Bart sighed. "I'm going to go find Beast Boy. See you at the tower." And then he was gone, papers rustling where he had just been.
Conner looked at Tim who sat on the bench not moving. Not reacting at all to what Bart had just said. "I'm sure he didn't mean that," Conner said. "He's just overreacting."
Conner sat down beside him. "You have been difficult to put up with lately, though."
Across the street, a man walked down the sidewalk clutching a small boy's hand. The boy gave the man's sleeve a tug, and he stooped down to scoop the boy up. He held him close for a moment then placed the boy on his shoulders.
"Does it have to do with your dad, Tim?"
Tim looked at Conner's face. Conner really was concerned about him.
"Partly," Tim muttered.
"Whatever it is, you know you can always talk to me about it. You know my big secrets.
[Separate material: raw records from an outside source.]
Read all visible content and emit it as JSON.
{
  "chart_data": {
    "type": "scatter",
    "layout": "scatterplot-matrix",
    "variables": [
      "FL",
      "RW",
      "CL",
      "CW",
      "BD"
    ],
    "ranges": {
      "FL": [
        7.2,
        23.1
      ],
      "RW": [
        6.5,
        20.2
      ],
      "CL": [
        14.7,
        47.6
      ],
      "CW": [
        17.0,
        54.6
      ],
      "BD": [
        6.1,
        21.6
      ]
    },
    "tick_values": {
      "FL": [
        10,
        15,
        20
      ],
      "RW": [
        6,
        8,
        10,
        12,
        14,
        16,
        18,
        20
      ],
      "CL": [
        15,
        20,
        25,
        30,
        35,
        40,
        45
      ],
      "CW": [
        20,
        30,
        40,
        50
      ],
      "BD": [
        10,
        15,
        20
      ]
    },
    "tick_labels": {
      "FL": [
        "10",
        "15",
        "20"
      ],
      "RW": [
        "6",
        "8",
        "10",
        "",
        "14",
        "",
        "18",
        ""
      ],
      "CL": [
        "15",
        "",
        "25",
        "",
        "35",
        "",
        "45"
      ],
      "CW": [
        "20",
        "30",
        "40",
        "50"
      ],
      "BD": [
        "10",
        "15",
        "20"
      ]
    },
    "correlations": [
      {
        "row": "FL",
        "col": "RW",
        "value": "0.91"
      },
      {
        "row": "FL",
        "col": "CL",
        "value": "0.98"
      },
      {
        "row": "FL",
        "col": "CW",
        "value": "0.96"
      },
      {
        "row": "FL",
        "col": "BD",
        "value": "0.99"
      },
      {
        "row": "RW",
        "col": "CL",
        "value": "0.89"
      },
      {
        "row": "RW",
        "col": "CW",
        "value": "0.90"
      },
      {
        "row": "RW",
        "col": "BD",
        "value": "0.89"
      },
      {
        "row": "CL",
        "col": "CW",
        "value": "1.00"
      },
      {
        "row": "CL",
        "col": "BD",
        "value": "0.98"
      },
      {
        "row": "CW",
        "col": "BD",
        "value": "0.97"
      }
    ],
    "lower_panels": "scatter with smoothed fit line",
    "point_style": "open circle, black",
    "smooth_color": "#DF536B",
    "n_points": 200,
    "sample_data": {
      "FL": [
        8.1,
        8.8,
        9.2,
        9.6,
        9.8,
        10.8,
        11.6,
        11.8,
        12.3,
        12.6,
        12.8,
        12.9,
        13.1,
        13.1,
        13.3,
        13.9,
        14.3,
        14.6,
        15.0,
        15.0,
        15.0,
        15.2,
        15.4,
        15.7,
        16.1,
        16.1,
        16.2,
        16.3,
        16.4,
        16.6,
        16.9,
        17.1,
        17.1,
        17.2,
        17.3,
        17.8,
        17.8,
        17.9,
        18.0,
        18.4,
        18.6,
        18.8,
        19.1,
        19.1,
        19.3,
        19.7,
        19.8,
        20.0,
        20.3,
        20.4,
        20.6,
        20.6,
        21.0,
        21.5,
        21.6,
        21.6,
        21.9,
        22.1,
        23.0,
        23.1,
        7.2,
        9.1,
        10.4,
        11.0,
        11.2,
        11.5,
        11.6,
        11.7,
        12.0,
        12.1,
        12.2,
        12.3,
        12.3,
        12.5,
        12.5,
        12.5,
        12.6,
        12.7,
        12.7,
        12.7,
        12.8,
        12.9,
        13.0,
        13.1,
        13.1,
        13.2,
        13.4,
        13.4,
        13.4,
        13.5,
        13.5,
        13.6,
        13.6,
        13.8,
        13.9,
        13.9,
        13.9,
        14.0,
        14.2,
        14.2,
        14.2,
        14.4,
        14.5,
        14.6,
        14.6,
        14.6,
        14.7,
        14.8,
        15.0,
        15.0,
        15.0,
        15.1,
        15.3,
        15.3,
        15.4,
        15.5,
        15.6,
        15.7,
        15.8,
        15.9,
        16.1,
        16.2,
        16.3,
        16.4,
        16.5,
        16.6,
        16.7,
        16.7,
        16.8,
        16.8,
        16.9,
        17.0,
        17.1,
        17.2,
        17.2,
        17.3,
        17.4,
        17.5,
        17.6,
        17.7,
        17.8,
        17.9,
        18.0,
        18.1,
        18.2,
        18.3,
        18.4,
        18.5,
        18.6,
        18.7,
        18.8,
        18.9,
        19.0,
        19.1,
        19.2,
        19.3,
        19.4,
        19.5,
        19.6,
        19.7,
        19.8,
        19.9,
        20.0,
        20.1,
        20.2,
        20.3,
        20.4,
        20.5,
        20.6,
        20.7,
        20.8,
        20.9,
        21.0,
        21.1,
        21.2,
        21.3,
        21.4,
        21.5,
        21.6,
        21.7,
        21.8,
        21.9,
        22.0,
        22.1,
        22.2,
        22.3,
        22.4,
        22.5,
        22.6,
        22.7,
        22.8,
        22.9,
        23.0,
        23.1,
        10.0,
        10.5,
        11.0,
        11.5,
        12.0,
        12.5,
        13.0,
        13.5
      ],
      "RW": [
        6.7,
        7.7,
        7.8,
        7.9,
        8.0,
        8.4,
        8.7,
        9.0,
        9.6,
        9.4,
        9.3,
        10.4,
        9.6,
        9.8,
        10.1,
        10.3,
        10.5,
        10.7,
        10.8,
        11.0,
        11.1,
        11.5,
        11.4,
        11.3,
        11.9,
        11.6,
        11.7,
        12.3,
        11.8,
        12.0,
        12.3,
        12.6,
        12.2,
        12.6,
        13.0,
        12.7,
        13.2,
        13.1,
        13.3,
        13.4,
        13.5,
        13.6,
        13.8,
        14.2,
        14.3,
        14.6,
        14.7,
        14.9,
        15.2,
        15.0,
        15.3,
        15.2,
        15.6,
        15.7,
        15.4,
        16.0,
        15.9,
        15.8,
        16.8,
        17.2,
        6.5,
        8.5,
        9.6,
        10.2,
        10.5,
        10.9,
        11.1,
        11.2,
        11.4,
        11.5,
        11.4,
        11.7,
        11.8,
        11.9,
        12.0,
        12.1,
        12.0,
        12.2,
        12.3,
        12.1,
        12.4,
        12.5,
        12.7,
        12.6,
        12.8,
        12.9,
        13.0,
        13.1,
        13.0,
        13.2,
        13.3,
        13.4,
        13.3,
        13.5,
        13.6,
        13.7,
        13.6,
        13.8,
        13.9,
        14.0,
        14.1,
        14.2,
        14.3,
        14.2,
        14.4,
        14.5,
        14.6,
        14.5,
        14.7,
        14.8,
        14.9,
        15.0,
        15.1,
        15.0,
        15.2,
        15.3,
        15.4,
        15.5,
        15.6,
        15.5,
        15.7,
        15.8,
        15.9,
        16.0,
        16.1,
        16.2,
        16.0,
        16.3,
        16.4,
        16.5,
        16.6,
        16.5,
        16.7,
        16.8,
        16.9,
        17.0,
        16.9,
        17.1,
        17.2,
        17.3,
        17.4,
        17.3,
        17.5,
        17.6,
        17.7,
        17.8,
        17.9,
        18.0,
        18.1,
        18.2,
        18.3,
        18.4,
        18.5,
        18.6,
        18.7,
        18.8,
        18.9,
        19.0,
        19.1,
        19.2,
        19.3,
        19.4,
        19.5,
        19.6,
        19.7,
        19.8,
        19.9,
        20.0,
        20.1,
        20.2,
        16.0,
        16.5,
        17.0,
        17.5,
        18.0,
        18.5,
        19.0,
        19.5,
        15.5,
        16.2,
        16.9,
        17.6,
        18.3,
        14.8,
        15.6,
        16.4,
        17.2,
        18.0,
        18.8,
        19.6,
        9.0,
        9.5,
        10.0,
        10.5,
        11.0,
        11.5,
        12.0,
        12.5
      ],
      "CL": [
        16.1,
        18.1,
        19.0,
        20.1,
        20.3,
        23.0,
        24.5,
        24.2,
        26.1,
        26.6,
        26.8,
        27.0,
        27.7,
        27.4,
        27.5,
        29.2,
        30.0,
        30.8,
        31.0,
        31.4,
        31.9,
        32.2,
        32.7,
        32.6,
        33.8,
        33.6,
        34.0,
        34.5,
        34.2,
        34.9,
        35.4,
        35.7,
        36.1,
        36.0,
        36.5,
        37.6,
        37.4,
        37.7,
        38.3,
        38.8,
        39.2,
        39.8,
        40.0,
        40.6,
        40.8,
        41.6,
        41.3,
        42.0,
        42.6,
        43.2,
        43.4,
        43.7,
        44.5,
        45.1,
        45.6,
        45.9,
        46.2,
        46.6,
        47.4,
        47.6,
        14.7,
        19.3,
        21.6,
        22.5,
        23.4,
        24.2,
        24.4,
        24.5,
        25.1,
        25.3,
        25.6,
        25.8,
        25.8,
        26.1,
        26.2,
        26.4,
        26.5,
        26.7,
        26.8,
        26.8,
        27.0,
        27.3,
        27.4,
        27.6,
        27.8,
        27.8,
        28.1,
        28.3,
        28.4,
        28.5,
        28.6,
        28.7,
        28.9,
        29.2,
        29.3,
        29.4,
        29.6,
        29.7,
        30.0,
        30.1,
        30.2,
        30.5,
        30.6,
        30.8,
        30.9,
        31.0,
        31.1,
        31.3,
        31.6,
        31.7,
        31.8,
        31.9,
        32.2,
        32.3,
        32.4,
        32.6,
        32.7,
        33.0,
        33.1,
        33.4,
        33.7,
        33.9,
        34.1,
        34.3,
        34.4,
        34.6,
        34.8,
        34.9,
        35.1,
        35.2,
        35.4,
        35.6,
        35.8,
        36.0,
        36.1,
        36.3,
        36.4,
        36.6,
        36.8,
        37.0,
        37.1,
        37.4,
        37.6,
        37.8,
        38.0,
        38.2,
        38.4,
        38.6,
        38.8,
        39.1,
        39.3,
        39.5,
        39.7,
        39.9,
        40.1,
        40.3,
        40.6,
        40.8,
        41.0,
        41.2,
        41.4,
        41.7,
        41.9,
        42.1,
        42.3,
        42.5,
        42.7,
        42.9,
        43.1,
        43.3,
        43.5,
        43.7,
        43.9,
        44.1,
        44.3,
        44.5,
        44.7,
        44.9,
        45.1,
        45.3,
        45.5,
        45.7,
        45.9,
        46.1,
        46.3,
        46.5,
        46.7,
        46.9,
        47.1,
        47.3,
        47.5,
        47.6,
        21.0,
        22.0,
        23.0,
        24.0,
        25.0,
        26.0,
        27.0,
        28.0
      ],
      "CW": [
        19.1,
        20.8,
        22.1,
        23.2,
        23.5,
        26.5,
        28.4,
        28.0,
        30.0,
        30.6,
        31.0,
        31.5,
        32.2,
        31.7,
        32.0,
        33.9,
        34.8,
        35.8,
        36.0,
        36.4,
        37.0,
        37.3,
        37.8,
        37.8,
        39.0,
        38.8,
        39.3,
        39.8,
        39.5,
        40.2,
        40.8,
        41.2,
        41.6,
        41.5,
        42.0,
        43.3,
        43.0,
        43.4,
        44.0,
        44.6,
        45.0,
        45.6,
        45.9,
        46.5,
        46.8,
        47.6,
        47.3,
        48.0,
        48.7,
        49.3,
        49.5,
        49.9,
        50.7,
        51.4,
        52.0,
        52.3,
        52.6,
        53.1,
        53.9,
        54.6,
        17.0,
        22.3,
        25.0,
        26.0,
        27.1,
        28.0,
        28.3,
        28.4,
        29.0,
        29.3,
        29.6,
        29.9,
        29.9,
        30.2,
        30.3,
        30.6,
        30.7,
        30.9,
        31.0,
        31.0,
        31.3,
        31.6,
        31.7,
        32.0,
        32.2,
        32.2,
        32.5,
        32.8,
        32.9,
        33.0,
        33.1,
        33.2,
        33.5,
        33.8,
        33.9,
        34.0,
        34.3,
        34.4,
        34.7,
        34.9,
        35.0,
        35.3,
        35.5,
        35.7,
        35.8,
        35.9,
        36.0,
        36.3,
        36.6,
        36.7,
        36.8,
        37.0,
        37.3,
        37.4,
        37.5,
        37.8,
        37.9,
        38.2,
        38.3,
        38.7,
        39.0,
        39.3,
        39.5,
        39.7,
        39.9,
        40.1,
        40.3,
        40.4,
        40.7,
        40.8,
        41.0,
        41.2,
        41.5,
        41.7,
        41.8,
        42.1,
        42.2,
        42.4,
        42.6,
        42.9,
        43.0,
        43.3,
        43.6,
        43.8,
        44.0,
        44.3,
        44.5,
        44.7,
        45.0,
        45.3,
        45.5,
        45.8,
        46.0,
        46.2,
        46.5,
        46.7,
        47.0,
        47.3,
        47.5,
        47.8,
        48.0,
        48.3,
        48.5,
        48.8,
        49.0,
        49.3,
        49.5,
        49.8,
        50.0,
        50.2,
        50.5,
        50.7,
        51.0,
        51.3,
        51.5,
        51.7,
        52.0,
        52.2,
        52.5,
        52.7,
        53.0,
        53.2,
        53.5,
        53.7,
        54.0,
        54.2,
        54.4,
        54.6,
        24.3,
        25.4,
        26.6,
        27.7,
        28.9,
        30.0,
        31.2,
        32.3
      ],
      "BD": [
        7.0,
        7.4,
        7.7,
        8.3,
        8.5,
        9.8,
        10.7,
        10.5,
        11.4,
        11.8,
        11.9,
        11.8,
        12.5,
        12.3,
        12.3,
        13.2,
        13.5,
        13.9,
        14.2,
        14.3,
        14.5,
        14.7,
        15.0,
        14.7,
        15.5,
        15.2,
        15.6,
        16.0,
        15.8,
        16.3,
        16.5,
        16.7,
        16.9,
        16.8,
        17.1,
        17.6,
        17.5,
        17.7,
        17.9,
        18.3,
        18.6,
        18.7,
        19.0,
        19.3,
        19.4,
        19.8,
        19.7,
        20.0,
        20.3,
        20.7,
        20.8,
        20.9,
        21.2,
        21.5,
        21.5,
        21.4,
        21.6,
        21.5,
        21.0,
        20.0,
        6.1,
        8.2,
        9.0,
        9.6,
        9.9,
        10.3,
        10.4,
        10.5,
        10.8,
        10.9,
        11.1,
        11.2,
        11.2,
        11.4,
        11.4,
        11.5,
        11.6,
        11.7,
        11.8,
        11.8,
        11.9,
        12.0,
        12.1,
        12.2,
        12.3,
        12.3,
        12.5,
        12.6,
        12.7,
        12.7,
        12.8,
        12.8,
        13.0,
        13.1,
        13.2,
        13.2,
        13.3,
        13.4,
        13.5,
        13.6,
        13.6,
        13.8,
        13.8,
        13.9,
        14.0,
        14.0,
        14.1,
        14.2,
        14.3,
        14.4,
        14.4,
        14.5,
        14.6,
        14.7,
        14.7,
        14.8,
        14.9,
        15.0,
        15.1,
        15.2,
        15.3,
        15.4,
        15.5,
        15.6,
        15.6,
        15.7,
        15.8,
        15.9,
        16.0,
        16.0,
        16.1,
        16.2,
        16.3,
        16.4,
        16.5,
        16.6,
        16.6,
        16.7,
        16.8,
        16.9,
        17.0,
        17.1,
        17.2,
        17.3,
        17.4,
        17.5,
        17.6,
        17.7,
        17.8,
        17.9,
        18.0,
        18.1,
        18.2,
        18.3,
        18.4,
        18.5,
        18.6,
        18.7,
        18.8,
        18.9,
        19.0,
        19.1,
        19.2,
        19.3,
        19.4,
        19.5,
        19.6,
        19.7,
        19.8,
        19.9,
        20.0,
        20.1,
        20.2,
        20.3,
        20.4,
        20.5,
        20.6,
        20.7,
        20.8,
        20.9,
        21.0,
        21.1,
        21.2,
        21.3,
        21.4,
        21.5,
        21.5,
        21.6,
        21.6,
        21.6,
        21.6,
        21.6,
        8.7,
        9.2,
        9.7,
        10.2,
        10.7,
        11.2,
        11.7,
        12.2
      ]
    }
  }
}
I may as well know yours."
Just then, a pair of slender arms slid over Conner's shoulders. The wrists crossed over his chest, and they pulled him back against the bench. A soft face pressed against his, and then lips brushed his neck. "Hey, boys," Cassie said. "How are you guys?"
"Fine," Tim said.
"And how are you doing?" Conner asked. He wrapped his arms around Cassie's waist, and he pulled her onto his lap.
She laughed. "I can't complain." She patted him on the chest, and then Tim watched as their faces moved towards one another, their lips growing closer. It seemed to move in slow motion, an eternity spent with their mouths hovering over each other.
"I think I'm going to go," Tim muttered. He stood up from the bench.
"Wait! Hey! Where are you going?" Conner asked.
Tim shrugged. "I'll see you at the tower." Then he started walking down the street.
"So I take it he's still being…whatever he's being?" Cassie asked.
Conner nodded. "Yeah, and whatever he's being…he's being a lot of it."